In Python 3.8, concurrent.futures.ProcessPoolExecutor
has been updated to limit the max number of workers (processes) able to be used on Windows to 61. For the reasons why, see this and this, but to my understanding:
multiprocessing
calls the Windows API function WaitForMultipleObjects
, which is used to wait for processes to finish. It can wait on, at most, 63 objects, less the result queue reader and thread wakeup reader, hence the 61 limit. (i.e. Windows uses a thread per process to track processes).(see also this SO issue)
multiprocessing
, however, still uses os.cpu_count()
. It throws a Value Error
at first, but then continues on and uses 100% of my CPU cores. For example,
Exception in thread Thread-N:
Traceback (most recent call last):
File "C:\Users\username\AppData\Local\Programs\Python\Python38\lib\threading.py", line 932, in _bootstrap_inner
self.run()
File "C:\Users\username\AppData\Local\Programs\Python\Python38\lib\threading.py", line 870, in run
self._target(*self._args, **self._kwargs)

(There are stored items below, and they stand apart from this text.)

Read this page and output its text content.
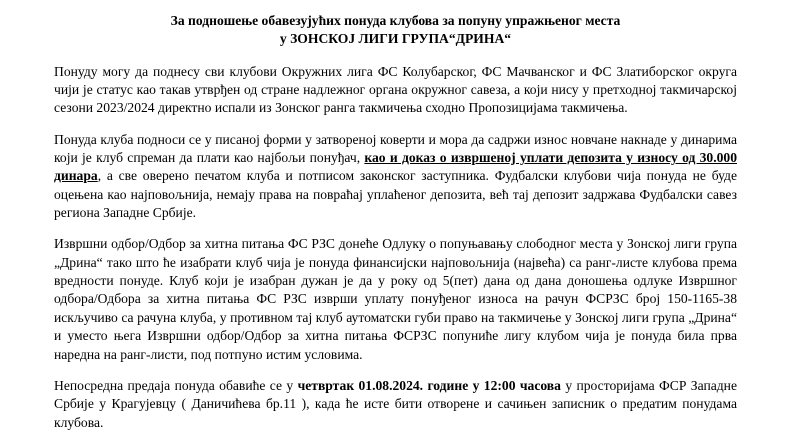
За подношење обавезујућих понуда клубова за попуну упражњеног места
у ЗОНСКОЈ ЛИГИ ГРУПА“ДРИНА“

Понуду могу да поднесу сви клубови Окружних лига ФС Колубарског, ФС Мачванског и ФС Златиборског округа чији је статус као такав утврђен од стране надлежног органа окружног савеза, а који нису у претходној такмичарској сезони 2023/2024 директно испали из Зонског ранга такмичења сходно Пропозицијама такмичења.

Понуда клуба подноси се у писаној форми у затвореној коверти и мора да садржи износ новчане накнаде у динарима који је клуб спреман да плати као најбољи понуђач, као и доказ о извршеној уплати депозита у износу од 30.000 динара, а све оверено печатом клуба и потписом законског заступника. Фудбалски клубови чија понуда не буде оцењена као најповољнија, немају права на повраћај уплаћеног депозита, већ тај депозит задржава Фудбалски савез региона Западне Србије.

Извршни одбор/Одбор за хитна питања ФС РЗС донеће Одлуку о попуњавању слободног места у Зонској лиги група „Дрина“ тако што ће изабрати клуб чија је понуда финансијски најповољнија (највећа) са ранг-листе клубова према вредности понуде. Клуб који је изабран дужан је да у року од 5(пет) дана од дана доношења одлуке Извршног одбора/Одбора за хитна питања ФС РЗС изврши уплату понуђеног износа на рачун ФСРЗС број 150-1165-38 искључиво са рачуна клуба, у противном тај клуб аутоматски губи право на такмичење у Зонској лиги група „Дрина“ и уместо њега Извршни одбор/Одбор за хитна питања ФСРЗС попуниће лигу клубом чија је понуда била прва наредна на ранг-листи, под потпуно истим условима.

Непосредна предаја понуда обавиће се у четвртак 01.08.2024. године у 12:00 часова у просторијама ФСР Западне Србије у Крагујевцу ( Даничићева бр.11 ), када ће исте бити отворене и сачињен записник о предатим понудама клубова.
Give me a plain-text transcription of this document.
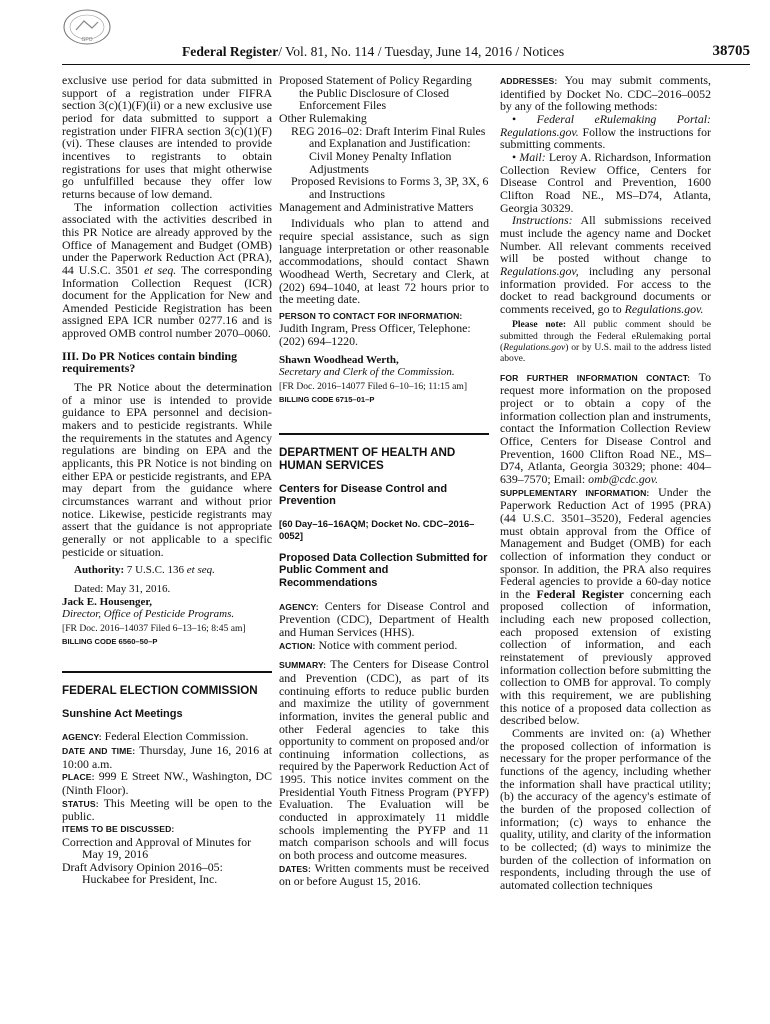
GPO
Federal Register/ Vol. 81, No. 114 / Tuesday, June 14, 2016 / Notices	38705

exclusive use period for data submitted in support of a registration under FIFRA section 3(c)(1)(F)(ii) or a new exclusive use period for data submitted to support a registration under FIFRA section 3(c)(1)(F)(vi). These clauses are intended to provide incentives to registrants to obtain registrations for uses that might otherwise go unfulfilled because they offer low returns because of low demand.

The information collection activities associated with the activities described in this PR Notice are already approved by the Office of Management and Budget (OMB) under the Paperwork Reduction Act (PRA), 44 U.S.C. 3501 et seq. The corresponding Information Collection Request (ICR) document for the Application for New and Amended Pesticide Registration has been assigned EPA ICR number 0277.16 and is approved OMB control number 2070–0060.

III. Do PR Notices contain binding requirements?

The PR Notice about the determination of a minor use is intended to provide guidance to EPA personnel and decision-makers and to pesticide registrants. While the requirements in the statutes and Agency regulations are binding on EPA and the applicants, this PR Notice is not binding on either EPA or pesticide registrants, and EPA may depart from the guidance where circumstances warrant and without prior notice. Likewise, pesticide registrants may assert that the guidance is not appropriate generally or not applicable to a specific pesticide or situation.

Authority: 7 U.S.C. 136 et seq.

Dated: May 31, 2016.

Jack E. Housenger,

Director, Office of Pesticide Programs.

[FR Doc. 2016–14037 Filed 6–13–16; 8:45 am]

BILLING CODE 6560–50–P

FEDERAL ELECTION COMMISSION

Sunshine Act Meetings

AGENCY: Federal Election Commission.

DATE AND TIME: Thursday, June 16, 2016 at 10:00 a.m.

PLACE: 999 E Street NW., Washington, DC (Ninth Floor).

STATUS: This Meeting will be open to the public.

ITEMS TO BE DISCUSSED:

Correction and Approval of Minutes for May 19, 2016

Draft Advisory Opinion 2016–05: Huckabee for President, Inc.

Proposed Statement of Policy Regarding the Public Disclosure of Closed Enforcement Files

Other Rulemaking

REG 2016–02: Draft Interim Final Rules and Explanation and Justification: Civil Money Penalty Inflation Adjustments

Proposed Revisions to Forms 3, 3P, 3X, 6 and Instructions

Management and Administrative Matters

Individuals who plan to attend and require special assistance, such as sign language interpretation or other reasonable accommodations, should contact Shawn Woodhead Werth, Secretary and Clerk, at (202) 694–1040, at least 72 hours prior to the meeting date.

PERSON TO CONTACT FOR INFORMATION:

Judith Ingram, Press Officer, Telephone: (202) 694–1220.

Shawn Woodhead Werth,

Secretary and Clerk of the Commission.

[FR Doc. 2016–14077 Filed 6–10–16; 11:15 am]

BILLING CODE 6715–01–P

DEPARTMENT OF HEALTH AND HUMAN SERVICES

Centers for Disease Control and Prevention

[60 Day–16–16AQM; Docket No. CDC–2016–0052]

Proposed Data Collection Submitted for Public Comment and Recommendations

AGENCY: Centers for Disease Control and Prevention (CDC), Department of Health and Human Services (HHS).

ACTION: Notice with comment period.

SUMMARY: The Centers for Disease Control and Prevention (CDC), as part of its continuing efforts to reduce public burden and maximize the utility of government information, invites the general public and other Federal agencies to take this opportunity to comment on proposed and/or continuing information collections, as required by the Paperwork Reduction Act of 1995. This notice invites comment on the Presidential Youth Fitness Program (PYFP) Evaluation. The Evaluation will be conducted in approximately 11 middle schools implementing the PYFP and 11 match comparison schools and will focus on both process and outcome measures.

DATES: Written comments must be received on or before August 15, 2016.

ADDRESSES: You may submit comments, identified by Docket No. CDC–2016–0052 by any of the following methods:

• Federal eRulemaking Portal: Regulations.gov. Follow the instructions for submitting comments.

• Mail: Leroy A. Richardson, Information Collection Review Office, Centers for Disease Control and Prevention, 1600 Clifton Road NE., MS–D74, Atlanta, Georgia 30329.

Instructions: All submissions received must include the agency name and Docket Number. All relevant comments received will be posted without change to Regulations.gov, including any personal information provided. For access to the docket to read background documents or comments received, go to Regulations.gov.

Please note: All public comment should be submitted through the Federal eRulemaking portal (Regulations.gov) or by U.S. mail to the address listed above.

FOR FURTHER INFORMATION CONTACT: To request more information on the proposed project or to obtain a copy of the information collection plan and instruments, contact the Information Collection Review Office, Centers for Disease Control and Prevention, 1600 Clifton Road NE., MS–D74, Atlanta, Georgia 30329; phone: 404–639–7570; Email: omb@cdc.gov.

SUPPLEMENTARY INFORMATION: Under the Paperwork Reduction Act of 1995 (PRA) (44 U.S.C. 3501–3520), Federal agencies must obtain approval from the Office of Management and Budget (OMB) for each collection of information they conduct or sponsor. In addition, the PRA also requires Federal agencies to provide a 60-day notice in the Federal Register concerning each proposed collection of information, including each new proposed collection, each proposed extension of existing collection of information, and each reinstatement of previously approved information collection before submitting the collection to OMB for approval. To comply with this requirement, we are publishing this notice of a proposed data collection as described below.

Comments are invited on: (a) Whether the proposed collection of information is necessary for the proper performance of the functions of the agency, including whether the information shall have practical utility; (b) the accuracy of the agency's estimate of the burden of the proposed collection of information; (c) ways to enhance the quality, utility, and clarity of the information to be collected; (d) ways to minimize the burden of the collection of information on respondents, including through the use of automated collection techniques
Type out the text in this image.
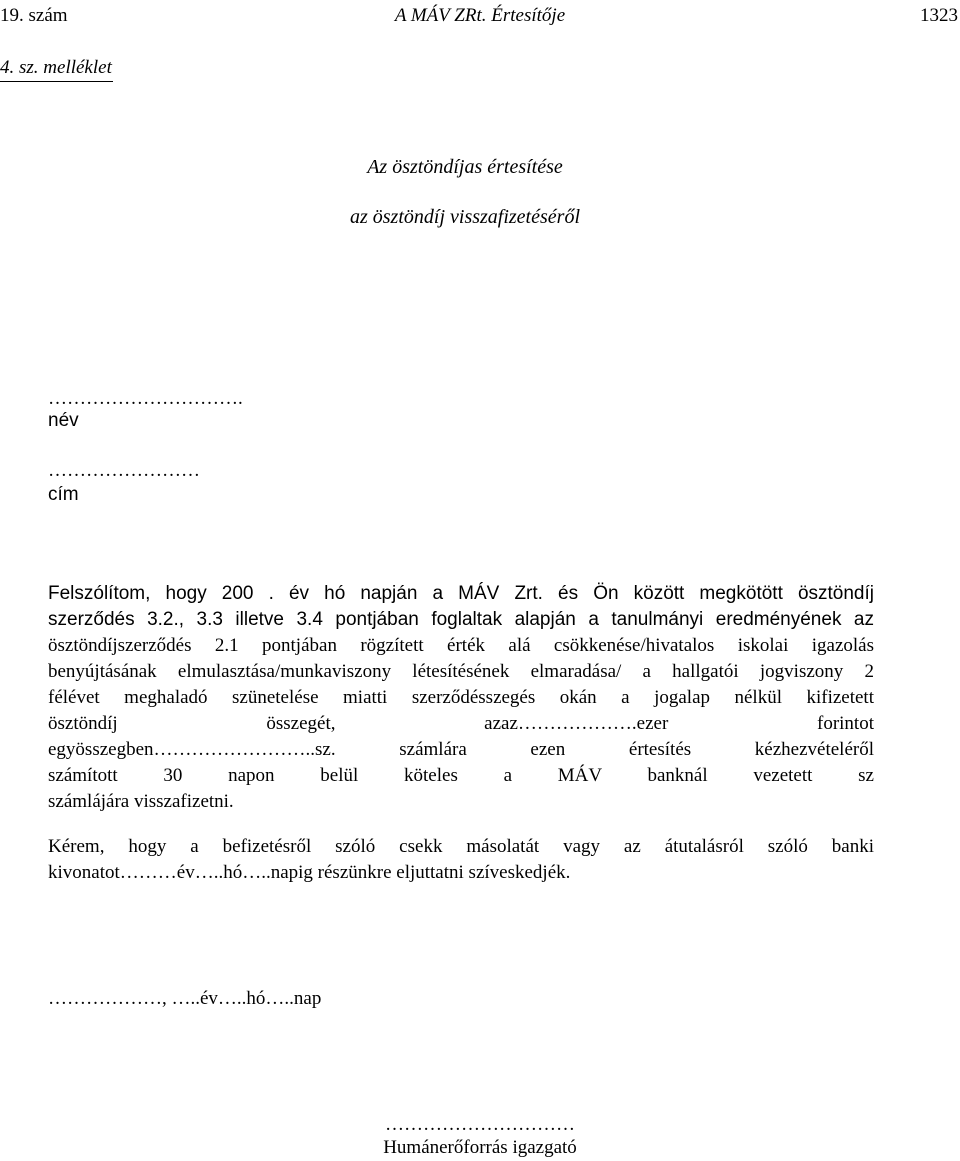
19. szám	A MÁV ZRt. Értesítője	1323
4. sz. melléklet
Az ösztöndíjas értesítése
az ösztöndíj visszafizetéséről
………………………….
név
……………………
cím
Felszólítom, hogy 200 . év hó napján a MÁV Zrt. és Ön között megkötött ösztöndíj
szerződés 3.2., 3.3 illetve 3.4 pontjában foglaltak alapján a tanulmányi eredményének az
ösztöndíjszerződés 2.1 pontjában rögzített érték alá csökkenése/hivatalos iskolai igazolás
benyújtásának elmulasztása/munkaviszony létesítésének elmaradása/ a hallgatói jogviszony 2
félévet meghaladó szünetelése miatti szerződésszegés okán a jogalap nélkül kifizetett
ösztöndíj összegét, azaz……………….ezer forintot
egyösszegben……………………..sz. számlára ezen értesítés kézhezvételéről
számított 30 napon belül köteles a MÁV banknál vezetett sz
számlájára visszafizetni.
Kérem, hogy a befizetésről szóló csekk másolatát vagy az átutalásról szóló banki
kivonatot………év…..hó…..napig részünkre eljuttatni szíveskedjék.
………………, …..év…..hó…..nap
…………………………
Humánerőforrás igazgató
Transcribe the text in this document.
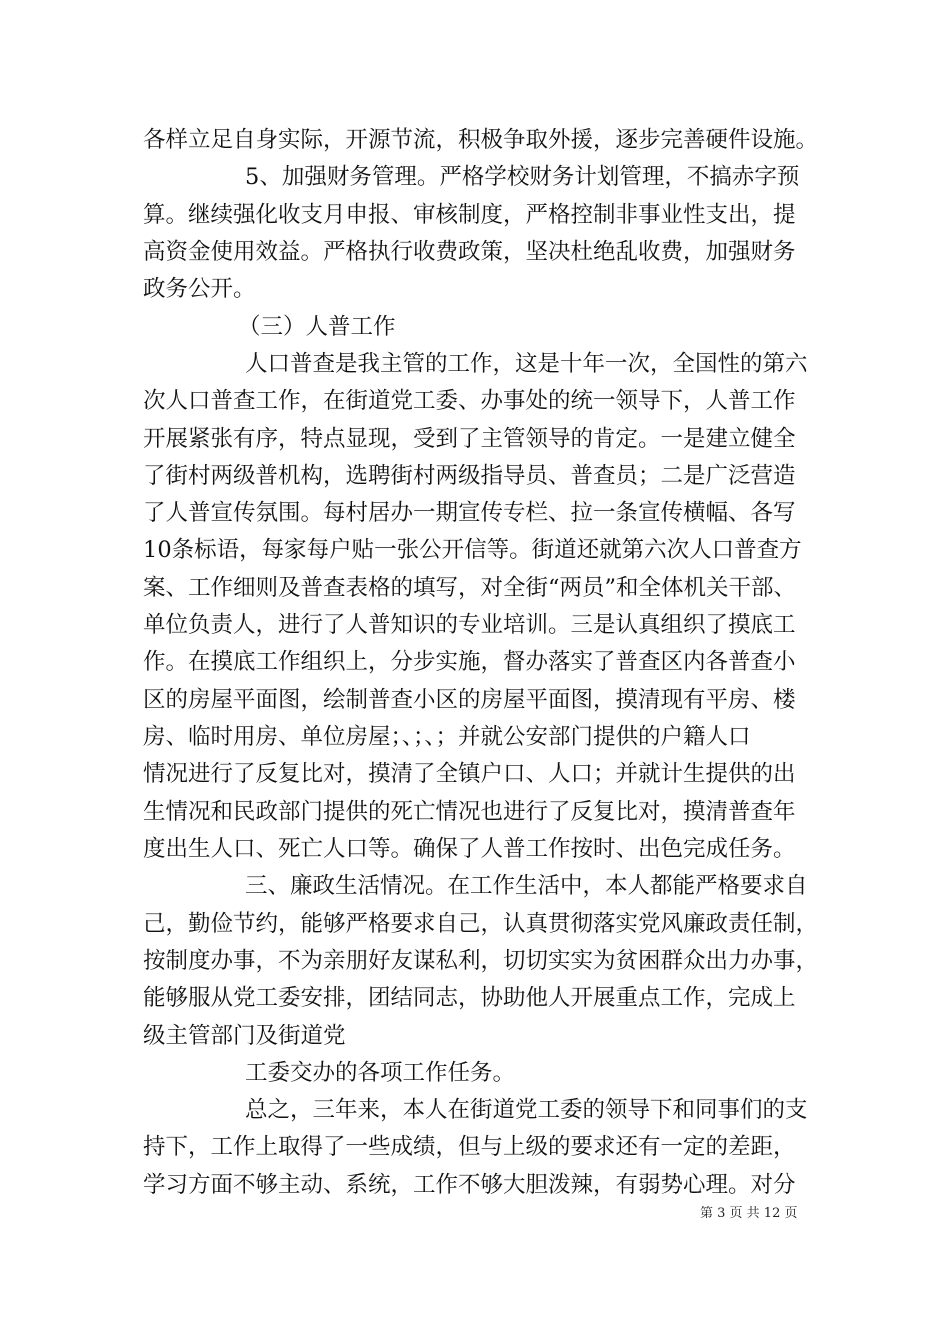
各样立足自身实际，开源节流，积极争取外援，逐步完善硬件设施。
5、加强财务管理。严格学校财务计划管理，不搞赤字预
算。继续强化收支月申报、审核制度，严格控制非事业性支出，提
高资金使用效益。严格执行收费政策，坚决杜绝乱收费，加强财务
政务公开。
（三）人普工作
人口普查是我主管的工作，这是十年一次，全国性的第六
次人口普查工作，在街道党工委、办事处的统一领导下，人普工作
开展紧张有序，特点显现，受到了主管领导的肯定。一是建立健全
了街村两级普机构，选聘街村两级指导员、普查员；二是广泛营造
了人普宣传氛围。每村居办一期宣传专栏、拉一条宣传横幅、各写
10条标语，每家每户贴一张公开信等。街道还就第六次人口普查方
案、工作细则及普查表格的填写，对全街“两员”和全体机关干部、
单位负责人，进行了人普知识的专业培训。三是认真组织了摸底工
作。在摸底工作组织上，分步实施，督办落实了普查区内各普查小
区的房屋平面图，绘制普查小区的房屋平面图，摸清现有平房、楼
房、临时用房、单位房屋；、；、；并就公安部门提供的户籍人口
情况进行了反复比对，摸清了全镇户口、人口；并就计生提供的出
生情况和民政部门提供的死亡情况也进行了反复比对，摸清普查年
度出生人口、死亡人口等。确保了人普工作按时、出色完成任务。
三、廉政生活情况。在工作生活中，本人都能严格要求自
己，勤俭节约，能够严格要求自己，认真贯彻落实党风廉政责任制，
按制度办事，不为亲朋好友谋私利，切切实实为贫困群众出力办事，
能够服从党工委安排，团结同志，协助他人开展重点工作，完成上
级主管部门及街道党
工委交办的各项工作任务。
总之，三年来，本人在街道党工委的领导下和同事们的支
持下，工作上取得了一些成绩，但与上级的要求还有一定的差距，
学习方面不够主动、系统，工作不够大胆泼辣，有弱势心理。对分
第 3 页 共 12 页
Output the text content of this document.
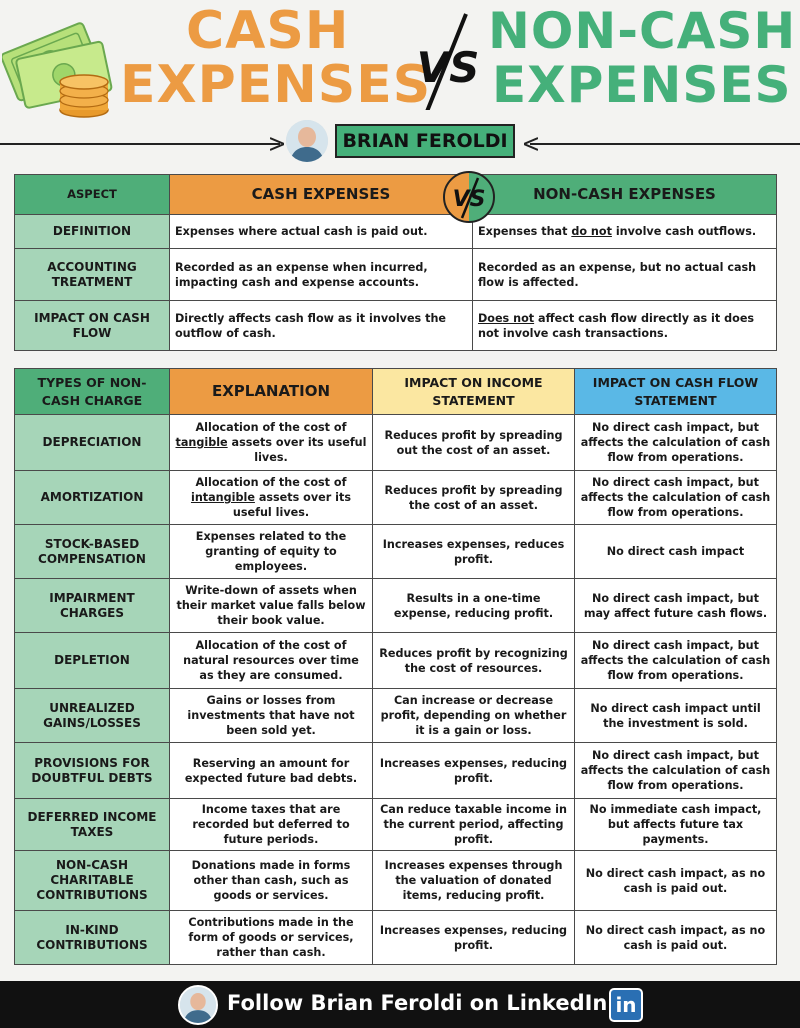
CASH
EXPENSES
VS
NON-CASH
EXPENSES
BRIAN FEROLDI
ASPECT	CASH EXPENSES	NON-CASH EXPENSES
DEFINITION	Expenses where actual cash is paid out.	Expenses that do not involve cash outflows.
ACCOUNTING TREATMENT	Recorded as an expense when incurred, impacting cash and expense accounts.	Recorded as an expense, but no actual cash flow is affected.
IMPACT ON CASH FLOW	Directly affects cash flow as it involves the outflow of cash.	Does not affect cash flow directly as it does not involve cash transactions.
VS
TYPES OF NON-CASH CHARGE	EXPLANATION	IMPACT ON INCOME STATEMENT	IMPACT ON CASH FLOW STATEMENT
DEPRECIATION	Allocation of the cost of tangible assets over its useful lives.	Reduces profit by spreading out the cost of an asset.	No direct cash impact, but affects the calculation of cash flow from operations.
AMORTIZATION	Allocation of the cost of intangible assets over its useful lives.	Reduces profit by spreading the cost of an asset.	No direct cash impact, but affects the calculation of cash flow from operations.
STOCK-BASED COMPENSATION	Expenses related to the granting of equity to employees.	Increases expenses, reduces profit.	No direct cash impact
IMPAIRMENT CHARGES	Write-down of assets when their market value falls below their book value.	Results in a one-time expense, reducing profit.	No direct cash impact, but may affect future cash flows.
DEPLETION	Allocation of the cost of natural resources over time as they are consumed.	Reduces profit by recognizing the cost of resources.	No direct cash impact, but affects the calculation of cash flow from operations.
UNREALIZED GAINS/LOSSES	Gains or losses from investments that have not been sold yet.	Can increase or decrease profit, depending on whether it is a gain or loss.	No direct cash impact until the investment is sold.
PROVISIONS FOR DOUBTFUL DEBTS	Reserving an amount for expected future bad debts.	Increases expenses, reducing profit.	No direct cash impact, but affects the calculation of cash flow from operations.
DEFERRED INCOME TAXES	Income taxes that are recorded but deferred to future periods.	Can reduce taxable income in the current period, affecting profit.	No immediate cash impact, but affects future tax payments.
NON-CASH CHARITABLE CONTRIBUTIONS	Donations made in forms other than cash, such as goods or services.	Increases expenses through the valuation of donated items, reducing profit.	No direct cash impact, as no cash is paid out.
IN-KIND CONTRIBUTIONS	Contributions made in the form of goods or services, rather than cash.	Increases expenses, reducing profit.	No direct cash impact, as no cash is paid out.
Follow Brian Feroldi on LinkedIn in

File "C:\Users\username\AppData\Local\Programs\Python\Python38\lib\multiprocessing\pool.py", line 519, in _handle_workers
cls._wait_for_updates(current_sentinels, change_notifier)
File "C:\Users\username\AppData\Local\Programs\Python\Python38\lib\multiprocessing\pool.py", line 499, in _wait_for_updates
wait(sentinels, timeout=timeout)
File "C:\Users\username\AppData\Local\Programs\Python\Python38\lib\multiprocessing\connection.py", line 879, in wait
ready_handles = _exhaustive_wait(waithandle_to_obj.keys(), timeout)
File "C:\Users\username\AppData\Local\Programs\Python\Python38\lib\multiprocessing\connection.py", line 811, in _exhaustive_wait
res = _winapi.WaitForMultipleObjects(L, False, timeout)
ValueError: need at most 63 handles, got a sequence of length 98
where my machine has 96 cores. Is this "error" really an error? If not, should I just use the multiprocessing
module instead of the concurrent.futures
module, which limits my CPU usage to 61 cores?
Edit: I suspect it is an error as I assume multiprocess
will continue to wait for the process that threw the error to finish. This seems to happen if I don't limit the number of cores (the program just hangs after the CPU usage dies down). However, I'm not sure if it really is.
Yours is an excellent question. Looking at the code it would appear that this would be an unrecoverable error. But it seems to me incomprehensible that there would be code in the ThreadPoolExecutor
to limit the pool size to 61 under Windows and not enforce that for the the multiprocessing.Pool
class. Anyway, it should be easy enough to check with the following program. If it does not print Done! and hangs, I would say there is definitely a problem and you should explicitly limit the pool size if you are using multiprocessing.Pool
:
import multiprocessing
def worker(x):
return x ** 2
def main():
pool = multiprocessing.Pool(96)
results = pool.map(worker, range(96))
assert len(results) == 96
pool.close()
pool.join()
print('Done!')
if __name__ == '__main__':
main()
But the fact that your program hangs is fairly conclusive that the above program will hang and I suspect you will not even get to the assert
statement. Either way, using a pool size greater than 61 will not be reliable.